Il s’agit d’évaluer l’aptitude du candidat à […] composer avec méthode un travail écrit : poser et formuler un problème, organiser sa réflexion en étapes différenciées en analysant les exemples, les termes ou les formulations qu’elle mobilise, enchaîner logiquement ses idées en établissant une transition entre elles, argumenter sur la base de raisons explicites, proposer et justifier une conclusion. »
Ministère de l’Éducation nationale
1. N’est-il point de bonheur sans nuages ?
« Pas d’ombre sans lumière », je veux bien, mais
« Pas de lumière sans ombre », là
Je ne suis pas d’accord.
Est-ce que tu t’es déjà trouvé
En plein soleil, et pas un seul arbre ?
Si du coup t’es dans le noir
C’est que t’es tombé dans les pommes
Mais nulle ombre au tableau.
On ne questionne pas impunément le bonheur sans nuages.
2. Comment faire son malheur soi-même ?
Si son malheur, on le fait soi-même
Il ne faut pas du bricolage, faut
Du solide, mon ami.
Sois un bon artisan de ton malheur
Si tu veux qu’il dure, la
Perfection n’est pas un luxe.
La plupart des malheurs qu’on se fabrique soi-même
Sont très mal faits.

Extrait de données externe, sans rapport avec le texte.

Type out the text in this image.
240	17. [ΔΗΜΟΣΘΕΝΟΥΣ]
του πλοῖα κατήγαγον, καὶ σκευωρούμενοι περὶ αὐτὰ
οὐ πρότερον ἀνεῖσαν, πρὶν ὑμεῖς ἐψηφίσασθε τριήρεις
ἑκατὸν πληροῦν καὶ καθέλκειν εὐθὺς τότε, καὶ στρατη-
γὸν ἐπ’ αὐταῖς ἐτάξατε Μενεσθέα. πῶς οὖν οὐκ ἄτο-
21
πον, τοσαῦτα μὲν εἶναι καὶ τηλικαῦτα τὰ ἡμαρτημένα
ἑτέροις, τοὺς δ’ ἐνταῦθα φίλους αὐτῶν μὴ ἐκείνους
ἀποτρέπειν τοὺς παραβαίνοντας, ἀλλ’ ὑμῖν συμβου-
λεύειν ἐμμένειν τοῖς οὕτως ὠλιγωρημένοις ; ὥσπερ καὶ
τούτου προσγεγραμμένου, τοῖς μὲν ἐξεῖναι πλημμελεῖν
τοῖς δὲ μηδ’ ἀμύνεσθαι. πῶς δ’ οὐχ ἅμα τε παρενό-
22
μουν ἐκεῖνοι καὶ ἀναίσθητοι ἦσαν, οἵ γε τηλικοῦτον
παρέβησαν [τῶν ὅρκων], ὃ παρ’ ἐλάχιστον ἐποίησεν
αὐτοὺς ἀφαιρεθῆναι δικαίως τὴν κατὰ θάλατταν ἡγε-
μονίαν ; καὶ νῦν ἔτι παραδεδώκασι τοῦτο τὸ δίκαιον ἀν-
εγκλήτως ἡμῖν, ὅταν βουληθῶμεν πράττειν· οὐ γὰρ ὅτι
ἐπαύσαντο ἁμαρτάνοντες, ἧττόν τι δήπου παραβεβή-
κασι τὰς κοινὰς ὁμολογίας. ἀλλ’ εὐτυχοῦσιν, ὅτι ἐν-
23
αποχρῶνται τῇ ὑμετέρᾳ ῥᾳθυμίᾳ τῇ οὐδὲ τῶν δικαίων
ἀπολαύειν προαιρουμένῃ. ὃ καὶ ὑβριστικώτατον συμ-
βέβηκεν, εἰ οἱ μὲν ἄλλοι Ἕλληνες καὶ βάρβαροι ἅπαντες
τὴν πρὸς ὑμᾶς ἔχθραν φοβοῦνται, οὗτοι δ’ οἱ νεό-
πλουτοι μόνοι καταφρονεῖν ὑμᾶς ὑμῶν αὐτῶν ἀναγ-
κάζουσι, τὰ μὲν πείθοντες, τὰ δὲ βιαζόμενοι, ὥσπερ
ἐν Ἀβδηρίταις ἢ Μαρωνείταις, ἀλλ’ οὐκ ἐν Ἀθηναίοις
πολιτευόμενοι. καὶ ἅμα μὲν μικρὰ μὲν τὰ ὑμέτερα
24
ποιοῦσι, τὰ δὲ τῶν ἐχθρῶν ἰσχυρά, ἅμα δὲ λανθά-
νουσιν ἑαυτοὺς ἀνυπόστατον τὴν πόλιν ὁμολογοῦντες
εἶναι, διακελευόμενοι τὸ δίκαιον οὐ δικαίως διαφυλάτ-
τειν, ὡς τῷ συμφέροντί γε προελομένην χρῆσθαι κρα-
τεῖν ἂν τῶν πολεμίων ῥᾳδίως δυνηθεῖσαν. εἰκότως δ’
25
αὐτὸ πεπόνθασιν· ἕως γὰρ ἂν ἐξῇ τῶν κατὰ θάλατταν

De l’ouvrage bâclé
Qui se fissure aux premiers rayons du matin.
3. Le bonheur des uns fait-il forcément le malheur des autres ?
Tout le monde sait
Que le bonheur et le malheur
Sont très facilement interchangeables.
Tu acquiers l’un, et à la maison
Grâce à une toute petite manipulation
Tu le transformes dans l’autre.
Le zigoto d’en face, son p’tit pavillon de rêve
Est un cauchemar. Par bonheur
Ses trucs taillés en boule me le cachent un peu.